Pharmaceutical giant AstraZeneca announced yesterday, Monday 31st March, it was stopping the JUPITER clinical trial on its cholesterol-busting drug Crestor (rosuvastatin calcium) because early findings showed that the drug reduced deaths and risk of heart problems in patients compared to placebo.

A press statement on the company’s website said that the trial’s Steering Committee and also the Independent Data Monitoring Board recommended that JUPITER be stopped early because there was “unequivocal evidence of a reduction in cardiovascular morbidity and mortality amongst patients” who took Crestor compared to patients who took placebo.

JUPITER, which stands for Justification for the Use of statins in Primary prevention: an Intervention Trial Evaluating Rosuvastatin, is taking place at over 1,200 locations in 26 countries. It is part of a global set of Crestor trials called GALAXY, which involves over 64,000 patients in 55 countries.

The trial was designed to find out if Crestor (at a dose of 20 mg a day) would reduce major cardiovascular events in patients with no existing symptoms of cardiovascular disease and low to normal LDL cholesterol (the so-called “bad” cholesterol) but higher levels of C-reactive protein (CRP).

CRP is thought to be a marker of inflammation and increased risk of cardiovascular and other diseases.

The team in charge of the trial is already putting into place shut down procedures whereby over 15,000 patients will be scheduled for final assessments. They will then analyse and publish the results once this final set of data has been collected.

The drug giant hopes the early halt and success of the trial will allow it be offered to millions of new patients.

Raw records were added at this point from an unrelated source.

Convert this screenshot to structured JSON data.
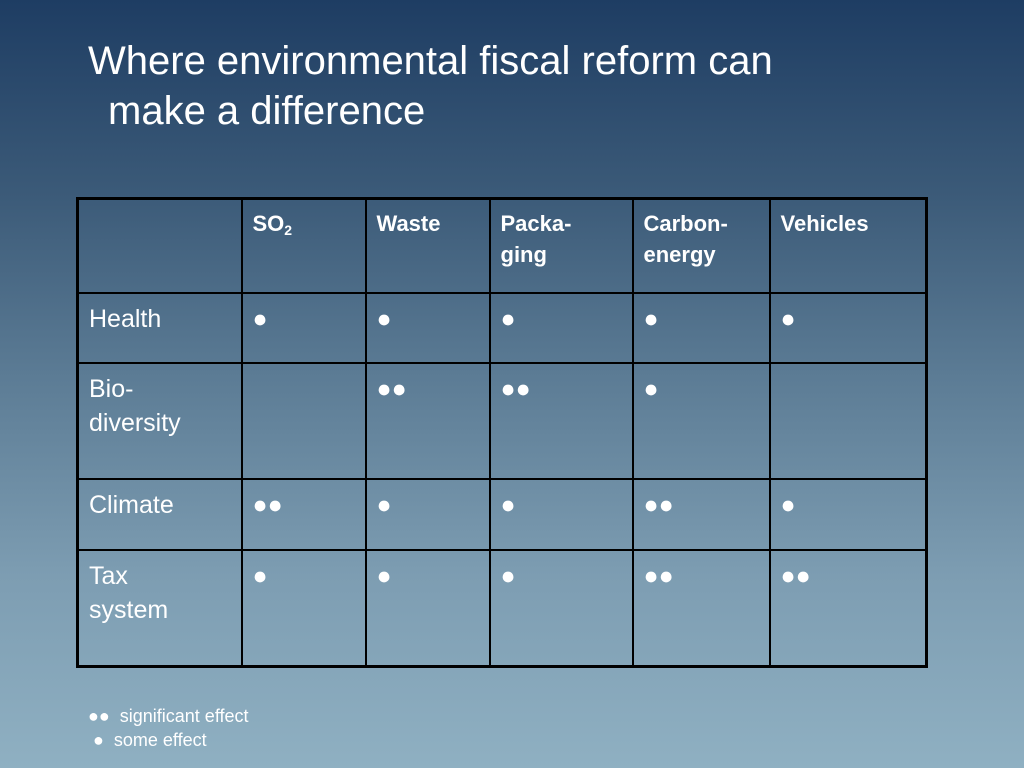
{
  "slide": {
    "title_line1": "Where environmental fiscal reform can",
    "title_line2": "make a difference"
  },
  "table": {
    "corner": "",
    "columns": [
      {
        "label_main": "SO",
        "label_sub": "2"
      },
      {
        "label_main": "Waste",
        "label_sub": ""
      },
      {
        "label_main": "Packa-\nging",
        "label_sub": ""
      },
      {
        "label_main": "Carbon-\nenergy",
        "label_sub": ""
      },
      {
        "label_main": "Vehicles",
        "label_sub": ""
      }
    ],
    "rows": [
      {
        "label": "Health",
        "cells": [
          "●",
          "●",
          "●",
          "●",
          "●"
        ]
      },
      {
        "label": "Bio-\ndiversity",
        "cells": [
          "",
          "●●",
          "●●",
          "●",
          ""
        ]
      },
      {
        "label": "Climate",
        "cells": [
          "●●",
          "●",
          "●",
          "●●",
          "●"
        ]
      },
      {
        "label": "Tax\nsystem",
        "cells": [
          "●",
          "●",
          "●",
          "●●",
          "●●"
        ]
      }
    ]
  },
  "legend": {
    "significant_symbol": "●●",
    "significant_text": "significant effect",
    "some_symbol": "●",
    "some_text": "some effect"
  }
}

The success of the JUPITER trial follows last months’ prediction by market research group GfK Market Measures that a competitor drug from Merck & Co, Vytorin, will be dropped by physicians as a first or second line drug.

This was after reports from the ENHANCE trial that showed the drug, which is a combination of the statin simvastatin (Zocor) and ezetimibe (Zetia), was no better than the older simvastatin alone in preventing plaque build up in arteries.

And more recently, a panel of doctors at a cardiology conference in Chicago recommended that Vytorin and Zetia should be tried only after patients have already tried the older drugs, according to reports from Reuters and the Independent. This news sent shares of Merck & Co and Schering-Plough plummetting. The two companies sell the drugs in a joint venture.

Crestor (rosuvastatin) was approved by the US Food and Drug Administration in August 2003 on the basis of several trials lasting at least 6 weeks where the drug was compared to both placebo and other statins. The trials showed that the drug reduced total cholesterol, LDL-cholesterol and triglycerides, and increased HDL-cholesterol (the “good” cholesterol). Patients responded within one to four weeks of starting the drug.

The most frequent side effects of the drug include muscle aches, stomach pain, nausea, constipation, and weakness.

In 2005 the FDA issued an alert stating that rhabdomyolysis (serious muscle damage) had been reported in patients taking Crestor in combination with other statins. The alert stated that (to date) it did not appear that the “risk is greater with Crestor than with other marketed statins”.

However, the label was changed to highlight important information on safe use of Crestor to reduce the risk of myopathy/rhabdomyolysis (serious muscle toxicity), especially at the higher approved dose of 40 mg.

Also in 2005, the FDA refused a citizen petition from public interest group Public Citizen to withdraw Crestor from the market before “additional cases of rhabdomyolysis and kidney damage occur”. The agency made the decision after reviewing a response from AstraZeneca and also repeated the intention to revise the product label.

The FDA’s response was in a detailed letter that explained how in the view of the agency, Crestor was no riskier than other statins on the market and that the risks were detailed in the new labelling.

Crestor is AstraZeneca’s third biggest drug, and is predicted to be the fastest growing.